Why is it hard to solve the Ising-model in 3D?

Question

The Ising model is a well-known and well-studied model of magnetism. Ising solved the model in one dimension in 1925. In 1944, Onsager obtained the exact free energy of the two-dimensional (2D) model in zero field and, in 1952, Yang presented a computation of the spontaneous magnetization. But, the three-dimensional (3D) model has withstood challenges and remains, to this date, an outstanding unsolved problem.

Answer 1

There is a result I only heard about recently: it has been proven that computing partition functions for the Ising-model in dimensions > 2 is NP-complete. (The paper can be found at http://www.cs.brown.edu/people/sorin/pdfs/Ising-paper.pdf; a more readable one is here http://www.siam.org/pdf/news/654.pdf - both can be found on the Wikipedia on the Ising model). I'm far from an expert on this, but the main idea is that a certain NP-complete graph theory problem on finding maximal sets of edges can be mapped to ground states of Ising-3D. Roughly, this means that you can't find ground states in polynomial time, and as most physicists know, if the difficulty of your problem scales exponentially, solving something exactly for large systems quickly becomes impossible.

Answer 2

The 3d Ising model can be "solved" in a certain sense, it can be recast as the problem of a discrete lattice Fermionic string. This method is explained in detail in the last chapter of Polyakov's "Gauge Fields and Strings", and it is the natural generalization of Onsager's method to 3d.

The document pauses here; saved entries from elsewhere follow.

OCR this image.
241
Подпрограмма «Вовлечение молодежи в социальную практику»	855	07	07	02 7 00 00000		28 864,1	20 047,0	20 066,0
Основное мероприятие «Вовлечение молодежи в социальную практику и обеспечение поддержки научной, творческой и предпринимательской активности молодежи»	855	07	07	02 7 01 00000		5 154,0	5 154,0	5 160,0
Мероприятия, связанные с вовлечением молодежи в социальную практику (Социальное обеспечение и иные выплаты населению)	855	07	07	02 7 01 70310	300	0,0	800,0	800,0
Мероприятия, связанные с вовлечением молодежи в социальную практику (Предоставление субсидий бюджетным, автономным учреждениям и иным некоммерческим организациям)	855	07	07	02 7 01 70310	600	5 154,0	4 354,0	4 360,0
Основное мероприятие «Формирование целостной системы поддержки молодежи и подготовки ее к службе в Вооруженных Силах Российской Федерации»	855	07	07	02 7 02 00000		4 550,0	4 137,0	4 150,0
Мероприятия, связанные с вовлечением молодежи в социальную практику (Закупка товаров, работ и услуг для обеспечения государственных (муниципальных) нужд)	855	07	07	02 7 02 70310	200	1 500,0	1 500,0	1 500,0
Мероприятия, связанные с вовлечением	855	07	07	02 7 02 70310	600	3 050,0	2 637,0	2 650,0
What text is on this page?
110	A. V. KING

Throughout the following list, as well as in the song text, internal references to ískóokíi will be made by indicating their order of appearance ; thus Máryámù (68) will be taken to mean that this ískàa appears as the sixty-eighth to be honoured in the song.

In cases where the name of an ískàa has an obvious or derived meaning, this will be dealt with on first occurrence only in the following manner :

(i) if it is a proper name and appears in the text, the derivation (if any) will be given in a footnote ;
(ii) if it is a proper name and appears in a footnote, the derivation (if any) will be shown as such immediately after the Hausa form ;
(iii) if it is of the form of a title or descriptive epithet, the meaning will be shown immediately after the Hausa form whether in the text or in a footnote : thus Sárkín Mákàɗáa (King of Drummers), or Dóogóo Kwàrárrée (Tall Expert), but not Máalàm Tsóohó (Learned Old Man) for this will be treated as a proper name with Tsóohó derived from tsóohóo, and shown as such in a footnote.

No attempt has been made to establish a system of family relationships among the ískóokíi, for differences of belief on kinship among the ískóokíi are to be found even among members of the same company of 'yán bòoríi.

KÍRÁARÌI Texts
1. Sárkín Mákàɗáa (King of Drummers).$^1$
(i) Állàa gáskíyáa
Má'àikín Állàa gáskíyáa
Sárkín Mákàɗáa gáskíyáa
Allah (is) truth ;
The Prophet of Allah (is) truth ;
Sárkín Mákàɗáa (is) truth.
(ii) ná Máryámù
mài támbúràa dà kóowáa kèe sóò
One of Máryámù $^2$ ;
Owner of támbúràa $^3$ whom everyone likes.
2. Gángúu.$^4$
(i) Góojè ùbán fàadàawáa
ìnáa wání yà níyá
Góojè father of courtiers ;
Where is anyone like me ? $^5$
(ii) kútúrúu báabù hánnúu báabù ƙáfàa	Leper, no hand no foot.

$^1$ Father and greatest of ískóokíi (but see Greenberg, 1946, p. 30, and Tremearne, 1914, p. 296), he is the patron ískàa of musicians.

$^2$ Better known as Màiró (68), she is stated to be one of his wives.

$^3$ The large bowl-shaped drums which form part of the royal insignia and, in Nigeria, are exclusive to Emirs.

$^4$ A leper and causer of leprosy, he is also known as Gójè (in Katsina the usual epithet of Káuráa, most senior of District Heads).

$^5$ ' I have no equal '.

This method does not produce analytical computable critical exponents in 3d as yet, but not because the 3d model is intractable. The proofs that you have intractability in calculating the free energy for an arbitrary sublattice of the 3d model is interesting, but it also works in 5d or 6d, where the critical exponents are mean field, and so exactly computable. This proof only shows that the general solution, in the sense of computing all correlation functions in the presence of arbitrary external fields, is going to be difficult. But it does not mean that the 2 point function is uncomputable in the long-distance limit.

The only precise meaning I can see to the statement that a statistical model is solvable is saying that the computation of the correlation functions can be reduced in complexity from doing a full Monte-Carlo simulation. In this regard, knowing that the configurations of the 3d model are described by Polyakov lattice Fermionic strings does help, because you can simulate noninteracting strings enclosing volumes instead of spins on each site. The issue is that the strings are Fermionic, so it might not be possible to actually simulate a typical configuration using Polyakov's transformation any more simply than the usual way, because of the Fermion sign problem.

This is all investigated by Polyakov from time to time, and there is still a reasonable hope for a new idea which will lead to progress, the computational intractability results nonwithstanding.

Answer 3

Exaxt solvability has nothing to do with NP-completeness.

For equations on a lattice or a continuum, exact solvability happens to be equivalent with having enough symmetries to allow the solution to be determined by exploiting these. (To a large extent, this even holds for ordinary differential equations in more than a few variables.)

The reason that a few (classical or quantum) systems are integrable therefore comes from the fact that they have a much larger (infinite-dimensional) symmetry group, and hence infinitely many conservation laws, while a typical system has only a small, low-dimensional symmetry group. This is the (modern) explanation why Onsager's solution works, while there is no analogous solution in the next dimension.

If one looks at lists of integrable systems (e.g., the one at http://en.wikipedia.org/wiki/Integrable_system#Exactly_solvable_models which for the classical case seems fairly complete) one sees that they get very scarce in higher dimensions. There are just not enough possible large symmetry groups around....

Answer 4

Two-dimensional theories simply have much more mathematical structure that makes many such models mathematically solvable - integrable.

In particular, in the long-distance limit, one obtains a scale-invariant theory that is typically conformally invariant as well. Two-dimensional conformal symmetry is - unlikely any higher-dimensional symmetry - infinite-dimensional. This fact plays a very important role in string theory which has 2-dimensional world sheets. In some sense, the 2D systems lead to "infinitely many conserved quantities" which often makes their physics solvable.

Perturbative string theory reflects much of the special mathematics that makes problems tractable in two dimensions. Needless to say, 1D systems may be as solvable as 2D systems or more so. Integrable - analytically solvable - systems have also included spin chains. All these things are parts of string theory in one way or another. On the other hand, problems in three or more dimensions are qualitatively harder and most of the questions about the Ising model in 3D and similar models are not analytically solvable.

Another question is whether one may understand a model qualitatively. Of course, an analytic understanding gives one a superior tool to answer this question as well. When it doesn't, it's still possible to gain some qualitative understanding - numerically or by various approximation schemes - and the fact that as of 2011, it hasn't been done, is just a historical accident that is more likely because it's a difficult problem.